I use isopropyl alcohol in my wet specimens to this day— and for shipping the work, I drain out the liquid and order a bottle of alcohol to be shipped directly from a drugstore to the recipient. Problem solved!
Another thing I learned was how to better light and photograph objects floating in glass jars. It took a lot of trial and error and ultimately shrouding the photography area in dark cloth to minimize reflections.
Now, I’m aware that some readers may have gotten this far and feel a little… unsettled by this whole thing. Maybe you think I haven’t addressed the ‘dead baby bear’ angle— that this just seems too dark or flippant and perhaps it’s a comment on when life begins or doesn’t and what should or should not be done or not done about that.
None of that is what this is about for me.
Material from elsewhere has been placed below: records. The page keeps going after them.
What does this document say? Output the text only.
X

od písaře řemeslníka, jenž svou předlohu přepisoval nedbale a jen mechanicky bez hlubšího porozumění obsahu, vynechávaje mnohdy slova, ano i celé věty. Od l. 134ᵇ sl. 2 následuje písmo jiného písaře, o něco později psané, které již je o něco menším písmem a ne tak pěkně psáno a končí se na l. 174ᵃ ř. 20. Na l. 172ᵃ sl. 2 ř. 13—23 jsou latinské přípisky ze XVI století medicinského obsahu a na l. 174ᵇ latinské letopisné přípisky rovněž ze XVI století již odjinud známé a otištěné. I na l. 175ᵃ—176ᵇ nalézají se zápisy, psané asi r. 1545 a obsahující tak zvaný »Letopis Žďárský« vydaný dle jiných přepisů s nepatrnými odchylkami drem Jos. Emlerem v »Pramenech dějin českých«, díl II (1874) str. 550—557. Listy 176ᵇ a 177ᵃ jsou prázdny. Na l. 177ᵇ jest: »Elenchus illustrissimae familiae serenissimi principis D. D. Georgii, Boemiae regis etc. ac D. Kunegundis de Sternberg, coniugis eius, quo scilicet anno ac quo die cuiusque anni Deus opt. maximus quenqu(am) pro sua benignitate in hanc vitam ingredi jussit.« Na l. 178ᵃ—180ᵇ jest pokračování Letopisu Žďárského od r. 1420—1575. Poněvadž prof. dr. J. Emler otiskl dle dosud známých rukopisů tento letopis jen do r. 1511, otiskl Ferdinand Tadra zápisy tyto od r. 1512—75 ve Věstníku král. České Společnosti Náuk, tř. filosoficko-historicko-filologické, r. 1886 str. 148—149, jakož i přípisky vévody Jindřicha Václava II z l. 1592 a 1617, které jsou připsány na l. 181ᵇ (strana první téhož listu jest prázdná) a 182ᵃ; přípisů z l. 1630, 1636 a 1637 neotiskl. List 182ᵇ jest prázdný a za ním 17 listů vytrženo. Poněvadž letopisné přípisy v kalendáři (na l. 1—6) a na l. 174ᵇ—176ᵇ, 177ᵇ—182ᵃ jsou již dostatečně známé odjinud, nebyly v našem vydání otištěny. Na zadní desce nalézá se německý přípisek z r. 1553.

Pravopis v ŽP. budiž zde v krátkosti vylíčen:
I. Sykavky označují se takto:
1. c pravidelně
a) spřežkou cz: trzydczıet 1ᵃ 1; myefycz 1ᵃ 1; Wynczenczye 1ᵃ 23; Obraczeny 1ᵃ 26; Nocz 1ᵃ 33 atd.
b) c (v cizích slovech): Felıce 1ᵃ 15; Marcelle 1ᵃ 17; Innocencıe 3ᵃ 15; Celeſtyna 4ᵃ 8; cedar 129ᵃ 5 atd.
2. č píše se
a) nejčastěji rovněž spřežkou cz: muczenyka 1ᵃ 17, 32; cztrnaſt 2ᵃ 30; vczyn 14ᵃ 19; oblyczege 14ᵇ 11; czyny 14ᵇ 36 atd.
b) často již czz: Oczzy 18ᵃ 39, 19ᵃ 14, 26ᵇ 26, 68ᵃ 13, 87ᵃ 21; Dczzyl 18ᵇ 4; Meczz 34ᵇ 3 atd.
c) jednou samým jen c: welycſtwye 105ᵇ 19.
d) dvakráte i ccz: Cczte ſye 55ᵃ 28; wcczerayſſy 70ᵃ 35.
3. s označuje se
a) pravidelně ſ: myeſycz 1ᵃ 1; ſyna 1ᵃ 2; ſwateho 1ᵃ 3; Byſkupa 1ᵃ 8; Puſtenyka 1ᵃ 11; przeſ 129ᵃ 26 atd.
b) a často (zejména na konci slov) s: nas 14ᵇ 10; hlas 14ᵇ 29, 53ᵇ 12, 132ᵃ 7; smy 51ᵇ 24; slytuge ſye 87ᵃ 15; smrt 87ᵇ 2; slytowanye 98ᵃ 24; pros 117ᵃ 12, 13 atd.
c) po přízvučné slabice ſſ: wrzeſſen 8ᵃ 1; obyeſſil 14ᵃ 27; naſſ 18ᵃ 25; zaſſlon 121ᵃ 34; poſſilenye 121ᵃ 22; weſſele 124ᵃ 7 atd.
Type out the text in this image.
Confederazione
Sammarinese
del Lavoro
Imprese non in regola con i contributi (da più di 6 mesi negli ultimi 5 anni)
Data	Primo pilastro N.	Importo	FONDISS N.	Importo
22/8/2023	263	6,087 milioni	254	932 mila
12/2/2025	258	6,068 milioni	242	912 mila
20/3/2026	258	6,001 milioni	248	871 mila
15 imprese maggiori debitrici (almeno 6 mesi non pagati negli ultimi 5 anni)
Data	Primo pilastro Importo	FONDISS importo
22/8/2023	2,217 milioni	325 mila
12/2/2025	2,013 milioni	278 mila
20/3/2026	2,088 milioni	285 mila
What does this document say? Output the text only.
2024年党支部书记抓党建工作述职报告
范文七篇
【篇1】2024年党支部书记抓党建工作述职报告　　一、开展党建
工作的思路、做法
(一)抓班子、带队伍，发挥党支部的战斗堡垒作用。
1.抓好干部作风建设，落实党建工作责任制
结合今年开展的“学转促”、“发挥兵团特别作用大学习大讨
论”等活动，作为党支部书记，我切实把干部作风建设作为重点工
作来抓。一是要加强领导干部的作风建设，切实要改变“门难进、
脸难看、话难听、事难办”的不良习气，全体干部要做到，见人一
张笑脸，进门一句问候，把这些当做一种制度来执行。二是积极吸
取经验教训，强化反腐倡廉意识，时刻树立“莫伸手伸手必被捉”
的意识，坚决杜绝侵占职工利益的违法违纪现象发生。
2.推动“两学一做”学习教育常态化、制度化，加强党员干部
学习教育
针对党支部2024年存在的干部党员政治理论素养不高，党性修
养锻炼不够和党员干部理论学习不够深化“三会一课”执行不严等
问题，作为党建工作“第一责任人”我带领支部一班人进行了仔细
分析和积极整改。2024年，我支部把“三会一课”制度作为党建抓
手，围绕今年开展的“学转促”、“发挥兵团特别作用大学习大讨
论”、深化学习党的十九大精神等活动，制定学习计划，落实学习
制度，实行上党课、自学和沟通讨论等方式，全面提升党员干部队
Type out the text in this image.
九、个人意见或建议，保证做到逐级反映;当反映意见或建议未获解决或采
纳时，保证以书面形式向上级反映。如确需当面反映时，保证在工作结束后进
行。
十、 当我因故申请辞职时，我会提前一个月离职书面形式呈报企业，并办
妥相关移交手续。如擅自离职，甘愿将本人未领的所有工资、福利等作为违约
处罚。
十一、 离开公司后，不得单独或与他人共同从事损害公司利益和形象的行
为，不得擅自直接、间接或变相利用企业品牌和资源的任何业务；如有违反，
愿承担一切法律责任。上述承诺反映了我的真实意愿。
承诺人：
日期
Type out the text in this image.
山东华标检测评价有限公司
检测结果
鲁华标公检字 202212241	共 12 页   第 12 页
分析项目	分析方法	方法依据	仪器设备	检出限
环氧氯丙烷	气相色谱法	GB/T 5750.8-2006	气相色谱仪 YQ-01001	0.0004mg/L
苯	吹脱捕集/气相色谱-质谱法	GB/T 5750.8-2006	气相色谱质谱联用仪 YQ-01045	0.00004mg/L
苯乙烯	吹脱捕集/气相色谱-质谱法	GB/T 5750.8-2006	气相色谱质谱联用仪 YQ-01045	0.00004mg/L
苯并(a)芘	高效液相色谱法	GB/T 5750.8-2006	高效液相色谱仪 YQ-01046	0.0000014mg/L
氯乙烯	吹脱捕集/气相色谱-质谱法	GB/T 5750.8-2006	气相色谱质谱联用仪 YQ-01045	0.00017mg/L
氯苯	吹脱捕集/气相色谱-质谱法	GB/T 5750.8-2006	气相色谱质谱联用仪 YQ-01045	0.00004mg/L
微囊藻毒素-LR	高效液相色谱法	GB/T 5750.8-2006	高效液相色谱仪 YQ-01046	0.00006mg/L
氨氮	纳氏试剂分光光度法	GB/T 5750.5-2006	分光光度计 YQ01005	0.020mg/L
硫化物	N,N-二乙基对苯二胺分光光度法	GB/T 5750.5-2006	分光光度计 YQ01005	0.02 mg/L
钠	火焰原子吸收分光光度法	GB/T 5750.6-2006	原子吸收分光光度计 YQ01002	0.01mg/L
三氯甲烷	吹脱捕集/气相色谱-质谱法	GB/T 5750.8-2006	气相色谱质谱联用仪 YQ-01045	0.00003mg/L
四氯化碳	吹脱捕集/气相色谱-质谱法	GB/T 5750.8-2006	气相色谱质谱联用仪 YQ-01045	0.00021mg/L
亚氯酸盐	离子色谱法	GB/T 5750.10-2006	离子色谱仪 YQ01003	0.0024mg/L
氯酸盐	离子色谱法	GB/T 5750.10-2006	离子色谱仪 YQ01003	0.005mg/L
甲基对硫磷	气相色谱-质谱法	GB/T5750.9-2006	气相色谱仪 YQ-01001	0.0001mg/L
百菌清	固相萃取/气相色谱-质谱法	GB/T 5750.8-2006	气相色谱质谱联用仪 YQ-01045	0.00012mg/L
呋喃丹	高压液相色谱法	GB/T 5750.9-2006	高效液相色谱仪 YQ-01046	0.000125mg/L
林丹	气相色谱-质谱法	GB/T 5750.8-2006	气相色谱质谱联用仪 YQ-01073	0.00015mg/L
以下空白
It’s the nature of my brain and my personality and my artwork to see and present the ambiguous nature of things— to leave questions unanswered, open-ended, and free for you, the viewer, to interpret how you will. Like everything in life, you see this through your own lens of life experiences.
As to my own life experiences, back when I made the first teddy fetal development series I had already suffered a miscarriage in my journey to parenthood- a fairly common occurrence that doesn’t feel at all common when it happens to you. In the aftermath I was trying to make sense of why biological processes sometimes go awry, aren’t viable, don’t work. I was pregnant again and full of hope and worry and the knowledge that we don’t get any guarantees. Yet my teddy fetal specimen pieces were made of that hope, along with humor and curiosity.
After all, there really are no guarantees. Even now, with two teenagers, I still feel highly aware of that. Got through two healthy pregnancies, first steps, the terrible twos, first days of school, lost teeth, a trip to the ER that could have gone worse— and driving is yet to come. What could we arm ourselves with as humans better than hope, humor, and curiosity?
That’s what these weird teddy fetal specimens are all about. That’s my angle.